Anyone who knows me knows I am a huge fan of the Atlassian suite of tools and that I'll readily expound on the benefits that these tools bring to the table in any organization. Taken as a full suite of tools, they can do wonders for the speed and efficiency teams and even an entire company. Personally, I’ve been using them and been an administrator of them since the mid-2000s when Atlassian was just a small upstart in the dev tools industry. Back then they were primarily known as a purveyor of bug tracking software. So, Yes, I'm a fan but...Why have I always been such a fan of this toolset?

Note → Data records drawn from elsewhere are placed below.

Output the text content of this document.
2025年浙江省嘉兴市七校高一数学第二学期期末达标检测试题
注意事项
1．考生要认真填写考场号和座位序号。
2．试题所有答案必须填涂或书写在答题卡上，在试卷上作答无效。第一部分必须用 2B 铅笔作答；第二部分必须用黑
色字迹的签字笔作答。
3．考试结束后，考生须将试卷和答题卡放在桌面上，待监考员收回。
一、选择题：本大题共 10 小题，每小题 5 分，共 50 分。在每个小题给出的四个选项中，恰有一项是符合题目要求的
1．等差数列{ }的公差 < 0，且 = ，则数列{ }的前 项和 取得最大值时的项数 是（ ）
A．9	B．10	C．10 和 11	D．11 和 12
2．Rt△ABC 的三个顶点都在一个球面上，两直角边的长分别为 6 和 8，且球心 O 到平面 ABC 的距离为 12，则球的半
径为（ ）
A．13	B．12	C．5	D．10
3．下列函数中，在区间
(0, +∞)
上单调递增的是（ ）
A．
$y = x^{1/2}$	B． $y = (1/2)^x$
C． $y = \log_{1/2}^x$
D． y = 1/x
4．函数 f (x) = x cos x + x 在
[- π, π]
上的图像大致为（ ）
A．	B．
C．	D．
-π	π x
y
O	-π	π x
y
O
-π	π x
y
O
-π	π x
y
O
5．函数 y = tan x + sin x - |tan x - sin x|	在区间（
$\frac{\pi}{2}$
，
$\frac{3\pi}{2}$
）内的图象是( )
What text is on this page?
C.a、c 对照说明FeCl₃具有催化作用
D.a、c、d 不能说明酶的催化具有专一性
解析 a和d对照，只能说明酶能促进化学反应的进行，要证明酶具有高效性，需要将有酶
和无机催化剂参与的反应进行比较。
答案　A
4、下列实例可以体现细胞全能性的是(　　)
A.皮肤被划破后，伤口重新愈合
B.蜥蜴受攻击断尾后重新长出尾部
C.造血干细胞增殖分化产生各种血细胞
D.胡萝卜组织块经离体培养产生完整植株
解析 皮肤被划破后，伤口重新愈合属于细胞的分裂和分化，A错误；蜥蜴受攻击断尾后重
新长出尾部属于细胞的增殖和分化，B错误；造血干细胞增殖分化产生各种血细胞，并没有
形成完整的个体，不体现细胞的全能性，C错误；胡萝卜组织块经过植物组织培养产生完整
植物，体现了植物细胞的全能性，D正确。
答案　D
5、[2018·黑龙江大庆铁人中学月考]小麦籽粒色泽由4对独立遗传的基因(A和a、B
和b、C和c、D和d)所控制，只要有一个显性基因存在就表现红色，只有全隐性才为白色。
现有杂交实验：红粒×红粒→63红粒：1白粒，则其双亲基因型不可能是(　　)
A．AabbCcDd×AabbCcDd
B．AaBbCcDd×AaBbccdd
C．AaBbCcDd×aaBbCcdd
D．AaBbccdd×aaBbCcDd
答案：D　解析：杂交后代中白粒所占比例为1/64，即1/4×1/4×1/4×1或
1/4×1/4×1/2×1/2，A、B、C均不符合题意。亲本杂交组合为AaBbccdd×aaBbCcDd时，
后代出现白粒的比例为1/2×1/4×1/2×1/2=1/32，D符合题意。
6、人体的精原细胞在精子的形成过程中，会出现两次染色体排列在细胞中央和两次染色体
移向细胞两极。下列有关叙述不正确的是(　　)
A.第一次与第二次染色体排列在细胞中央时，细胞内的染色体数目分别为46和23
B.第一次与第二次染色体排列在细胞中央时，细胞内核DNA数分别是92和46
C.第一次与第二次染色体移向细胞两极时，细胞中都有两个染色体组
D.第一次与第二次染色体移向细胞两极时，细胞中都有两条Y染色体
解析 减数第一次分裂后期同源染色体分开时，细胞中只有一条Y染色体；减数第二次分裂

Originally I was a fan because I’m a technology and process geek and Jira is a really flexible platform that allowed me to model pretty much any process that I wanted. Afterall, at its core its fundamentally a data modeling platform combined with a workflow engine. It also, quite helpfully, allowed me to finally stop using MS Project to try to manage the Agile sprints my dev teams were running. For me it was hard to argue with the notion of not having to use MS Project anymore.
However, of late I’ve been spending a lot of time thinking about what makes excellent technical teams tick and I concluded that my passion for Atlassian actually goes deeper than the fact that they sell an excellent set of tools. There's something different about the company itself, what they represent and how they present themselves to the market. That really hit home earlier this month with I attended the 2019 Atlassian Summit (their annual user conference) and I wanted to share some of my thinking.
I attended my first Atlassian Summit in San Francisco back in 2013. It was held in a building about 2 blocks from Atlassian’s San Francisco offices and there were about 750 people in attendance. It was a pretty typical vendor conference with a focus on the latest/greatest versions of Atlassian’s products. There were the obligatory partner vendor booths to visit, sessions about configuring the tools and a big lavish event to cap off all off. Interesting but nothing particularly unique as far as software vendor conferences go. Most people have been to one or more conferences like this in the past.
Now, fast-forward to the 2019 Atlassian Summit. This one was in Las Vegas at Mandalay Bay and there were over 5000 attendees. A big, noisy, crowded, event in a big, noisy, crowded hotel. However, all those things don't make the event different from other software vendor events. Those things just make it...big, noisy and crowded. What made the 2019 Atlassian Summit so interesting to me is that Atlassian devoted the bulk of the general presentations not toward product information and release announcements but towards thought leadership around teamwork and collaboration. Every general session they had was primarily devoted to helping the attendees understand how the success of a company (including Atlassian) is tied not just to the tools but to the people, the teams and their ability to openly and effectively collaborate. They talked a lot about how Atlassian works and collaborates and they were clearly proud of it. So, here we have a software company that sells tools designed to enable teamwork, collaboration and process but at their annual conference the company isn't talking so much about their software, they're talking about how to get the people, the processes and the tools all aligned on a common set of goals. Now go look at this article that I wrote a number of years ago and recently posted to LinkedIn.
Back to the title of this article. Why Atlassian? Its not because they have a great set of tools that can help the people at nearly any company improve the way they accomplish their work. In my opinion, they do have that and the techno-geek side of me loves it. The real differentiator to me is that the entire company, from the co-CEOs down, all seem to practice what they preach and feel strongly enough about it that they are willing to devote a significant portion of their annual user conference to helping others understand what they’re about and how they work.
In short, Why Atlassian? I submit that its because they “get it”, they practice it as a matter of course and they care about doing it “right”. I believe that's rare today and its worth noting. They have a vision around what they do, they incorporate that vision into everything they do and out of that vision came sucess. I'm sure they care about the bottom line (they are a public company afterall) but the bottom line isn't what drives the business. The vision drives the business and therefore the bottom line.